Former Chilean dictator Augusto Pinochet is back home, free after 503 days of custody in Britain, but not free of the charges that caused his detention there.
Those charges of torture and murder received a worldwide airing because of the tenacity of a Spanish judge, Baltazar Garzn. He launched the extradition case that resulted in General Pinochet's detention by British authorities.
Similar charges against Pinochet may yet receive a thorough airing in Chile itself because of the courage of a judge there, Juan Guzmn. He has found ways to weaken the immunity from prosecution claimed by Pinochet and his military henchmen.
One case being pursued by Mr. Guzmn looks at the activities of an execution squad called "Caravan of Death" that operated soon after Pinochet seized power in 1973. The probe could lead to the general himself - if the immunity Pinochet now possesses as a "senator for life" in Chile's national legislature can be surmounted.
That legal shield was built in by Pinochet when he stepped down in 1990. Its removal would be a credit to Chile's maturing democracy. But resolving if and how - in a civilian court or in a military court more congenial to Pinochet - the country's once-absolute ruler will be tried could take years. Many observers doubt he'll ever face trial - a prospect that disturbs relatives and friends of the more than 3,000 people who were tortured, murdered, or "disappeared" in the 1970s and '80s.

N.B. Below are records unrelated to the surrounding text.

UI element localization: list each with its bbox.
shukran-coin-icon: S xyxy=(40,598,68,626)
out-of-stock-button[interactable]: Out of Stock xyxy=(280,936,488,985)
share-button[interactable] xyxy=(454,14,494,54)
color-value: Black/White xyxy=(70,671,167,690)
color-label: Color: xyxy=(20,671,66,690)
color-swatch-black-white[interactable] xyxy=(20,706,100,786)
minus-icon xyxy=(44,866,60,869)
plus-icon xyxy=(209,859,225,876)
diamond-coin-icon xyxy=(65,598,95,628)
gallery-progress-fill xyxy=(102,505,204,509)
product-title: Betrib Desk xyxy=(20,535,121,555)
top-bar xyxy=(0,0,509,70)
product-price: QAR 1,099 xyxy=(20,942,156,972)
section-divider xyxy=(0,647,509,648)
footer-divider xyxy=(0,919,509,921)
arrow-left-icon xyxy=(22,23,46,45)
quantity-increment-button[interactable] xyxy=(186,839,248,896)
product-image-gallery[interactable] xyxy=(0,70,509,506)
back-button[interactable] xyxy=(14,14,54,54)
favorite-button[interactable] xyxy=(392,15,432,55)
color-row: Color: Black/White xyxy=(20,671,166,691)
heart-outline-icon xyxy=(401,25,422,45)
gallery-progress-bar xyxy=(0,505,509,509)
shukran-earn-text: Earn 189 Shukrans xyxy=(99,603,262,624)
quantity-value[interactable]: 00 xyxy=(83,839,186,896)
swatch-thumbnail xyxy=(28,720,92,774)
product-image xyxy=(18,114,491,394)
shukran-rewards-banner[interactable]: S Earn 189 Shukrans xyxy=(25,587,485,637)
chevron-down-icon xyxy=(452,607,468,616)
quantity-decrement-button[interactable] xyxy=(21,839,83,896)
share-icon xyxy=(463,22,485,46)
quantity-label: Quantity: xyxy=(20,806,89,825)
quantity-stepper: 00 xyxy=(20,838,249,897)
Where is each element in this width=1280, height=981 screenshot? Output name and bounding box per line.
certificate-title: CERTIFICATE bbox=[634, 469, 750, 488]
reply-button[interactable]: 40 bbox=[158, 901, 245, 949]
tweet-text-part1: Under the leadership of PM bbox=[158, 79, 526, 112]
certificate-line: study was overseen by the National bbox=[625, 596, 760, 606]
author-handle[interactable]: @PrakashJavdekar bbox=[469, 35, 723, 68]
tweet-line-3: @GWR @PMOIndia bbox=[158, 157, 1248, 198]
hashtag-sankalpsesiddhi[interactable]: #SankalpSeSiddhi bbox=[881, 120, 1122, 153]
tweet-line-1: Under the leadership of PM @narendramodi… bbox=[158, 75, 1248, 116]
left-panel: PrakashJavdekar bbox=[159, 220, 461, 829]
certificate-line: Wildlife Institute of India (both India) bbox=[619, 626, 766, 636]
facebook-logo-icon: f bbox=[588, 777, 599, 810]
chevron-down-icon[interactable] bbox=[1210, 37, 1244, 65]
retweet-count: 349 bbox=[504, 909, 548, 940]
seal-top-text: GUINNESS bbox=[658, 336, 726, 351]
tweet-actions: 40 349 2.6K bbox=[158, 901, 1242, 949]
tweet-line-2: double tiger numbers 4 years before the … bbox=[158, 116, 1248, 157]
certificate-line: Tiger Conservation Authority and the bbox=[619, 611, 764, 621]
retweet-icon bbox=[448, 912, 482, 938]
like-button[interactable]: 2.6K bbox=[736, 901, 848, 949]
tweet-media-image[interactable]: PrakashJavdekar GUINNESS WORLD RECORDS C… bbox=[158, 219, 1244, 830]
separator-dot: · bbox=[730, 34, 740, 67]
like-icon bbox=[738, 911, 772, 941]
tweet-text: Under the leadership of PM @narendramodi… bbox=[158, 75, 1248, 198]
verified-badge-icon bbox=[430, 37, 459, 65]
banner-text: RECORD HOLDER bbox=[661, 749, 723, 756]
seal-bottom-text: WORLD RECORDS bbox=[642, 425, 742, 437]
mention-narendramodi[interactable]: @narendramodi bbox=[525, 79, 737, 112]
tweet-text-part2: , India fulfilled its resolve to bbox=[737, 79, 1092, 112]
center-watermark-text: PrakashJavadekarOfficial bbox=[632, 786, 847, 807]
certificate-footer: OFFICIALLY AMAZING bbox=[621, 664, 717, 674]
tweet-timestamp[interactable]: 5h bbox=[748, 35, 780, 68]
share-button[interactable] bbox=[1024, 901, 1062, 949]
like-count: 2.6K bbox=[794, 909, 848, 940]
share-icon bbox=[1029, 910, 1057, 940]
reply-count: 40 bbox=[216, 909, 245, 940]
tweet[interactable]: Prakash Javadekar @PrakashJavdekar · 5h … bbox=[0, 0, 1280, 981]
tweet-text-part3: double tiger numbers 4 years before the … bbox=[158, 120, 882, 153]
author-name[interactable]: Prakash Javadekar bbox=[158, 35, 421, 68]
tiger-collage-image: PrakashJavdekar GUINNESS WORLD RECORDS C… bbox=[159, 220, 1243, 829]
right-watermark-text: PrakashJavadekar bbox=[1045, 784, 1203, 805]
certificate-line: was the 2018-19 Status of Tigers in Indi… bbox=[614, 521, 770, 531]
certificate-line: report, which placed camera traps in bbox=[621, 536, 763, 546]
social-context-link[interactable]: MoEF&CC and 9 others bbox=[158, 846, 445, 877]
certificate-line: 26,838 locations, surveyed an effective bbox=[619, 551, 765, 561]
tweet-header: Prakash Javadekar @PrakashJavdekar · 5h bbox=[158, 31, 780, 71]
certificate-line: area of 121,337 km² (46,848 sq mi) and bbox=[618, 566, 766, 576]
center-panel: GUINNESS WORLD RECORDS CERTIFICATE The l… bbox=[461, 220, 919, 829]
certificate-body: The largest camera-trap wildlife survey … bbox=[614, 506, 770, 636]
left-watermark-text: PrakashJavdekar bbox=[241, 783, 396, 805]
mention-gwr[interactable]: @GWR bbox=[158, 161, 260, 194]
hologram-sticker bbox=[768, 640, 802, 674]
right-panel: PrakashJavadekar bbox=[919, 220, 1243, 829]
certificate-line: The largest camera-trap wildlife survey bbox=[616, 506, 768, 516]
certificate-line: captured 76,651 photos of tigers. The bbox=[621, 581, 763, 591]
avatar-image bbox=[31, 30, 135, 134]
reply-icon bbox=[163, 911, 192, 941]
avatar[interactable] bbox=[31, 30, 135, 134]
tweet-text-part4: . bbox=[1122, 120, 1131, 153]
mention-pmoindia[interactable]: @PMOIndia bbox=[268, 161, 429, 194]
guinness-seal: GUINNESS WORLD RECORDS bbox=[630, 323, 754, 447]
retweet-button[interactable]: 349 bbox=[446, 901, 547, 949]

They can take heart, however, that the Pinochet case has planted a seed that should germinate in greater justice in the future.
Crimes against humanity - such as mass torture or murder - should not be hidden under the immunity traditionally granted former heads of state. A consensus is growing that the perpetrators of such crimes can't be allowed to move about the globe with impunity.
To make sure that such international justice is not abused, however, a global body composed of most nations should be used.
Otherwise, any nation might presume it can arrest any foreign leader on any charge that it considers a "crime against humanity" - including, for example, military action ordered by a US president.
For Pinochet, it's now up to his own nation to decide whether he remains a free man and whether the victims of his reign are given justice.